The latter three most definitely need a differing implementation
Existing Implementations
- Microsoft CRT: Ignores stream orientation. All I/O is done by converting to bytes
- glibc: Streams are oriented. Byte operations on wide streams (and vise versa) are not guaranteed to work
- FreeBSD: Streams are oriented
Considerations
Platform wide streams
Some platforms may wish to expose streams which are natively wide, for a number of reasons. For example, the Win32 console is natively Unicode, and byte IO to it is translated.

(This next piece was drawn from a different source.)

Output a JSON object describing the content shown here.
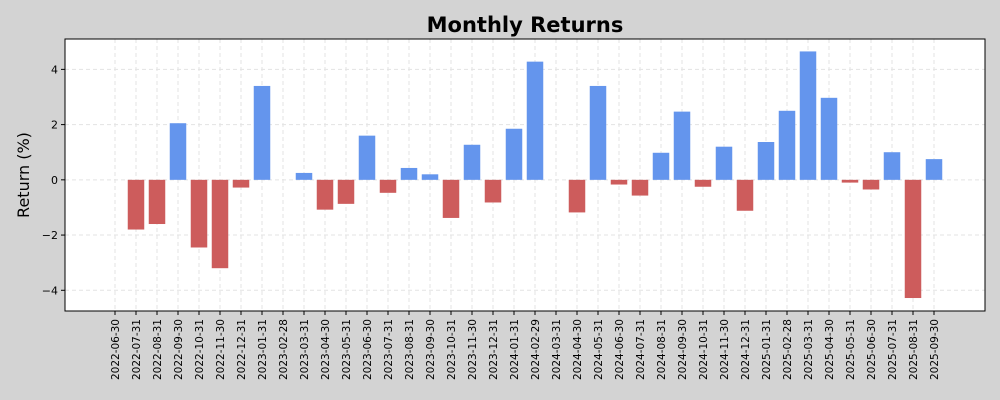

This is especially interesting case, because the character set used for translation of console IO may be different from the character set preferred for other byte I/O
Therefore, it should be possible for a platform to have wide strings sent directly to the I/O routines.
Application behaviour
Applications are built of many components; those components may not check the orientation of the stream before doing I/O. While this is nonconforming, we should probably attempt to accommodate this as best as possible (probably providing a "strict" mode which would violently diagnose these errors)
Resolution
- The need for differing I/O routines means we will support a "changable backends" system, with structure like C++ vtables
- A backend declares that it supports native wide I/O by providing "wwrite" and "wread" routines, which read/write wide characters
- If these are not provided, PDCLib will perform translation to the stream MBCS whenever they would be invoked
- A backend is always expected to support narrow I/O
- I/O by narrow oriented functions will always be forwarded through the narrow I/O routines
- As an extension to the standard, PDCLib will automatically switch the orientation of a stream when
- I/O of a different orientation is provided, and
- The multibyte encoding/decoding state is in the initial shift state
Proposed Backend Interface
typedef union _PDCLIB_fd_t {
uintptr_t u;
intptr_t i;
void *p;
} _PDCLIB_fd_t;
struct _PDCLIB_file_vtbl {
size_t (*write) (_PDCLIB_fd_t fd, const char *restrict buf, size_t len, fpos_t* restrict pos);
size_t (*read) (_PDCLIB_fd_t fd, char *restrict buf, size_t len, fpos_t* restrict pos);
size_t (*wwrite)(_PDCLIB_fd_t fd, const wchar_t *restrict buf, size_t len, fpos_t* restrict pos);
size_t (*wread) (_PDCLIB_fd_t fd, wchar_t *restrict buf, size_t len, fpos_t* restrict pos);
// Other I/O functions - seek/close/etc
};
All the functions take the following parameters:
buf | The buffer to read into/write the contents of |
---|---|
len | The number of characters to read/write (in terms of the respective character type) |
pos | The stream position. The stream offset and shift state should be updated as appropriate |
They should return the number of characters written, or EOF on failure.